Lucian sat there in the cold, body almost numb to the cold.

He was not dead, no. But he might as well have been, being thrown here.

With the little energy he regained from the melted snow in his mouth, he forced himself to stand, albeit barely. Bare-chested, and almost blue from the cold, he trodded forward towards the mountains in the distance.

Every step he took sapped more strength away from him. The snow’s depth was at least up to his knees. He could not give up. He did not want to.

Die like a man, trying.

Every negative thought that came to his head, he shouted “No!” to it every time.

Every step seemed to be his last, but he mustered the strength every time to put the other feet forward. He would often stumble and falter, but never give up. Every step led him closer to the mountain. Or so, he thought,

When he walked long enough so his bare feet was frozen and stiff, and the cold snow could no longer provide him any energy, he stopped.

It’s over, the same voice that told him to take the fall said.

Lucian hated it. He spited his own voice and dug his almost frozen hands into the snow and crawled forward, eyes bloodshot red.

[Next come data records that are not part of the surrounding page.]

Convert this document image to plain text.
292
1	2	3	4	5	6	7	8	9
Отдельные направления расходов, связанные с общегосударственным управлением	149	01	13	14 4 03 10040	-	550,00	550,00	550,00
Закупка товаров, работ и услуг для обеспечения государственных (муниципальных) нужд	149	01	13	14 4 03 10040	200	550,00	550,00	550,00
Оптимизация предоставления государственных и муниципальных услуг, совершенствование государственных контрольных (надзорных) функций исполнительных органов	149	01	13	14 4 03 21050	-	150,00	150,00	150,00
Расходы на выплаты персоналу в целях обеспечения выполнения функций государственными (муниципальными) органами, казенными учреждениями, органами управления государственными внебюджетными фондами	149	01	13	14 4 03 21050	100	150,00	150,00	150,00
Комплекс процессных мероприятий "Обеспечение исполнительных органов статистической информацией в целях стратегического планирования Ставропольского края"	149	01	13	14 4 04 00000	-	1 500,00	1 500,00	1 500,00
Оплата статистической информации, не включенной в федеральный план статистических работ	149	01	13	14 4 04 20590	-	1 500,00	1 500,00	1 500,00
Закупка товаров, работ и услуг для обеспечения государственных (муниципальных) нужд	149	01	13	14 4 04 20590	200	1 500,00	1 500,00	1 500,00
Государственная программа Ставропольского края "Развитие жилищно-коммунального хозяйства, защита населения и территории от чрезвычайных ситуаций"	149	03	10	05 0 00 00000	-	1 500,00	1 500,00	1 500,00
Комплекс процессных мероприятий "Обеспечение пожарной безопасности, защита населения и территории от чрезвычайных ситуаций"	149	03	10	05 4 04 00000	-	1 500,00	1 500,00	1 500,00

As the day waned and the pale light of the sky began to fade, Lucian’s vision blurred. The mountains in the distance, his beacon of hope, faded. He felt the numbness creeping up his chest, but he pushed on, dragging himself forward.

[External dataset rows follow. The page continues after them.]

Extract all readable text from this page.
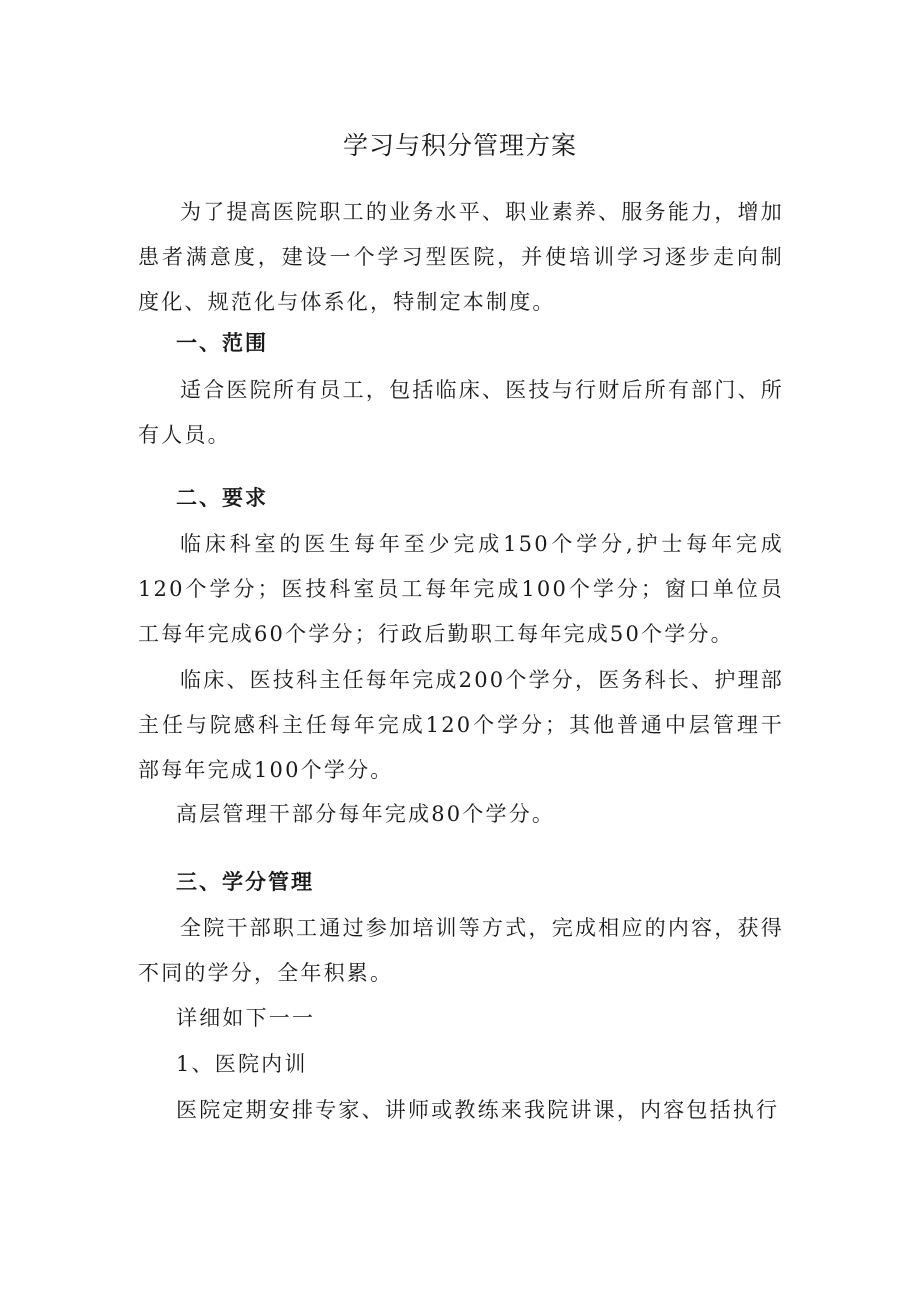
学习与积分管理方案
为了提高医院职工的业务水平、职业素养、服务能力，增加患者满意度，建设一个学习型医院，并使培训学习逐步走向制度化、规范化与体系化，特制定本制度。
一、范围
适合医院所有员工，包括临床、医技与行财后所有部门、所有人员。
二、要求
临床科室的医生每年至少完成150个学分,护士每年完成120个学分；医技科室员工每年完成100个学分；窗口单位员工每年完成60个学分；行政后勤职工每年完成50个学分。
临床、医技科主任每年完成200个学分，医务科长、护理部主任与院感科主任每年完成120个学分；其他普通中层管理干部每年完成100个学分。
高层管理干部分每年完成80个学分。
三、学分管理
全院干部职工通过参加培训等方式，完成相应的内容，获得不同的学分，全年积累。
详细如下一一
1、医院内训
医院定期安排专家、讲师或教练来我院讲课，内容包括执行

Then, in the distance, a flicker of light. At first, he thought it was a trick of his mind, but as he crawled closer, the light grew steadier, warmer. He could make out the silhouette of a small structure, a cabin or a hut, nestled against the base of the mountain.

Lucian’s heart surged with a renewed vigor. He crawled faster, the thought of warmth and shelter driving him on. When he finally reached the cabin, he used the last of his strength to pound weakly on the door before collapsing into the snow.